Immortal ad vitam

IMMORTAL AD VITAM di Enki Bilal. Con Linda Hardy, Thomas Kretschman, Charlotte Rampling, Frédéric Pierrot. Francia, Italia, GB, 2004. Fantascienza.

Tratto dalle graphic novel di Enki Bilal La fiera degli immortali e La donna trappola, Immortal ad vitam è uno dei primi film girato completamente in digital blacklot. A New York City, nel 2095, il dio egizio Horus viene condannato a morte dagli altri dei. Gli vengono affidate poche ore di libertà prima della condanna e Horus decide di passarle fra i mortali. Il dio sta cercando Jill Bioskop, una strana donna dai capelli blu, membro di una rarissima razza che sola può procreare con gli dei. Per avvicinarla, Horus prende possesso del corpo di Alcide Nikopol, un dissidente politico congelato dal governo trent’anni prima in una prigione criostatica. Comincia per il dio falco una corsa contro il tempo per assicurarsi una discendenza.

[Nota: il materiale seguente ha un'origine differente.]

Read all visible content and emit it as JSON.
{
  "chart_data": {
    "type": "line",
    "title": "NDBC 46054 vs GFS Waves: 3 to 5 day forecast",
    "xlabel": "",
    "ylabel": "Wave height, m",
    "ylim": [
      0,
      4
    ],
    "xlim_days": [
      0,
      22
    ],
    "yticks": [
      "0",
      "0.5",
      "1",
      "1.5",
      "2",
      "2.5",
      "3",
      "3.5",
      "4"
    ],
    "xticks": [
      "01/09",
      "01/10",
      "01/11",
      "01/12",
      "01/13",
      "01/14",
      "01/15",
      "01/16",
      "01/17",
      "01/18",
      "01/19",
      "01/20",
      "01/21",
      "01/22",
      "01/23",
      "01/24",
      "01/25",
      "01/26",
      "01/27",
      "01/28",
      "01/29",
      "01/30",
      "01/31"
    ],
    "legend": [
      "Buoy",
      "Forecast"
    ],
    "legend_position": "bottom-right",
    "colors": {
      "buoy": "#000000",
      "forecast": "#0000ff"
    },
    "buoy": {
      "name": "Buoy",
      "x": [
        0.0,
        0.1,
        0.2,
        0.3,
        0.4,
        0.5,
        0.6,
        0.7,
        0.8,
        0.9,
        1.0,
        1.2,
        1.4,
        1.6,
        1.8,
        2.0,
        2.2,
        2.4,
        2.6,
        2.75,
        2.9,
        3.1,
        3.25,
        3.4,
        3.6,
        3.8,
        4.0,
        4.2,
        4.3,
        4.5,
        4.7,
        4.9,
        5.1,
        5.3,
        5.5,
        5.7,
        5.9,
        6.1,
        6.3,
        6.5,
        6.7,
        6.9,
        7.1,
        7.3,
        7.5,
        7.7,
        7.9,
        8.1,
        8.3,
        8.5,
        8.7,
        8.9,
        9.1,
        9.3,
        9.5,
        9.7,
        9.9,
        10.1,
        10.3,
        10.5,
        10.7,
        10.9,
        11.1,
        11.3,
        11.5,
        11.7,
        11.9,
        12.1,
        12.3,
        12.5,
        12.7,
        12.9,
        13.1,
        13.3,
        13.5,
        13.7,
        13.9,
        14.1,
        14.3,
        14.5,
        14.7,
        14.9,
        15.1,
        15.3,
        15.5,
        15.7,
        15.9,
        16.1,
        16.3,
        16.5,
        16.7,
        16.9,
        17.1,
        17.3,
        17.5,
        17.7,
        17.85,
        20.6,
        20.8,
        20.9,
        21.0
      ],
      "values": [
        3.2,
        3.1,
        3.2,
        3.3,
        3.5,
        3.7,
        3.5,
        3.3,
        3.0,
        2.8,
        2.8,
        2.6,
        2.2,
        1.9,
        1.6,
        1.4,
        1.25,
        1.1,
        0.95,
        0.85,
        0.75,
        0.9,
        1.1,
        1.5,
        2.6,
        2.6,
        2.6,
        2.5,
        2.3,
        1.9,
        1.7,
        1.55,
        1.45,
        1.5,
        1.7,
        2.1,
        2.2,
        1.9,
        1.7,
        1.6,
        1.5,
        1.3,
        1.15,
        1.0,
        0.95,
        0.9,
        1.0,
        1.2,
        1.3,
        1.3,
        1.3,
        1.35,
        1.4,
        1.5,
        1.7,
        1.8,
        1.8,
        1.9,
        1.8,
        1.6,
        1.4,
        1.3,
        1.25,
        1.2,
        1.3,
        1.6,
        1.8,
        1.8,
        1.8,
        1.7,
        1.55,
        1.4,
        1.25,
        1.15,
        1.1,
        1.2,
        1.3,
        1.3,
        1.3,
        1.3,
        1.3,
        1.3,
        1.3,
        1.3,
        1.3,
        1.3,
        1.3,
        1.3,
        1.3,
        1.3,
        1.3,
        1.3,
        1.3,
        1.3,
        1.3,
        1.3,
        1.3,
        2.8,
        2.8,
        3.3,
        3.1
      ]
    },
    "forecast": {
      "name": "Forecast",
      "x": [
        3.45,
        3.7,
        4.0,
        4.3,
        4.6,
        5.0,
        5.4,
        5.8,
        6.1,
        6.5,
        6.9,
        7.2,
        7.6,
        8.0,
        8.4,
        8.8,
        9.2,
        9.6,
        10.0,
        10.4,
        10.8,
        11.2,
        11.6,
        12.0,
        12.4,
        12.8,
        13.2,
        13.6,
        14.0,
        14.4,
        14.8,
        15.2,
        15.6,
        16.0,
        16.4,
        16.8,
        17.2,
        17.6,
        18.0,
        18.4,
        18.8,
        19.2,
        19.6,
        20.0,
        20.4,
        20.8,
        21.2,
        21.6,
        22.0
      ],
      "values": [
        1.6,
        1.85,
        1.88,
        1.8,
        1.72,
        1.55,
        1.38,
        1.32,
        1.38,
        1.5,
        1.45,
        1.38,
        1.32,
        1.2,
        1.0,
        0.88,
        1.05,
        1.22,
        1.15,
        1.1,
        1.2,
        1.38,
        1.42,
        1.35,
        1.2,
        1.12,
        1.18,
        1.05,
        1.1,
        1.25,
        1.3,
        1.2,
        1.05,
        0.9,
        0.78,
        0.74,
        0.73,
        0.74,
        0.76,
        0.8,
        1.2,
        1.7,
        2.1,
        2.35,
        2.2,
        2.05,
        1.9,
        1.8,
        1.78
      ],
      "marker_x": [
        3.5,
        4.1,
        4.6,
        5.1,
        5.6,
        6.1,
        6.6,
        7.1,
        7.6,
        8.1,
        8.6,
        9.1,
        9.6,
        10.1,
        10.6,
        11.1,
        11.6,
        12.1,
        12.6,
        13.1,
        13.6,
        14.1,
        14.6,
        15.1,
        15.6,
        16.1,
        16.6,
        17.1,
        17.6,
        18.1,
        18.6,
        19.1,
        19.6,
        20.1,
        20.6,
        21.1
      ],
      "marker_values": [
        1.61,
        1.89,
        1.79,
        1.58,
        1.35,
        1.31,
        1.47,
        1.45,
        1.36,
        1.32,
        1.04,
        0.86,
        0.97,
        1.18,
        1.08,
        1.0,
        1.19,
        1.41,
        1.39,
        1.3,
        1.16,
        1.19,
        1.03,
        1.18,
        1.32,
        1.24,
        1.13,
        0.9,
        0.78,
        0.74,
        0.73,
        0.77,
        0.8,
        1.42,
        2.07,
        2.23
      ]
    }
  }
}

Enki Bilal, autore serbo naturalizzato francese, è stato acclamato per la sua Trilogia Nikopol, una serie di graphic novels originariamente pubblicata su Les Humanoides Associés, storica casa editrice francese. I suoi lavori sono stati riconosciuti come fonte di ispirazione per molti film, non ultimo Blade Runner di Ridley Scott. Per far sì che nessun altro autore potesse mettere mano alle sue creature, quindi, Bilal ha scelto di scrivere e dirigere la versione cinematografica delle prime due graphic novel, apportando alcuni cambiamenti, aggiornando le tematiche, reinventando il mondo futuristico che lo ha reso celebre. Immortal ad vitam riesce nella sfida di riproporre il fascino e la claustrofobia dei fumetti originali, inserendo non poche polemiche contro il capitalismo e lo strapotere delle industrie (quelle farmaceutiche in primo luogo). La vena anarchica del fumetto però è attenuata, così come quella anticlericale, dando un certo senso di incompletezza al tutto: la multinazionale Eugenics, che governa un mondo sempre più multietnico composto da umani, alieni e mutanti, che usa le persone come cavie per i propri esperimenti il più delle volte illegali e che controlla segretamente tutto ciò su cui non ha diretta influenza è, sì, un buon punto di partenza per costruire un apologo anti-capitalista, ma non è efficentemente approfondito. Bilal è sempre stato interessato al cinema, basti pensare al nome della sua protagonista: “Bioskop”, in serbo, vuol dire proprio “cinema”; ma con le possibilità offertegli dalle nuove tecniche digitali si perde spesso fra velleità metafisiche e scene d’azione apparentemente scollegate dal resto della trama. L’uso monopolico del digital blacklot (l’uso di attori in carne ed ossa su fondali interamente generati dalla computer graphic) viene poi portato ad un gradino ulteriore, inserendo personaggi animati al fianco di quelli “veri”: la tecnica può incuriosire ad un primo approccio, affascinare forse, ma a lungo andare è quasi irritante, elimina ogni possibile sospensione dell’incredulità da parte dello spettatore falsando le atmosfere e creando un contesto assolutamente artificiale. Il fascino, insomma, non basta, ed il talento di Bilal spicca decisamente di più sulle pagine dei suoi fumetti.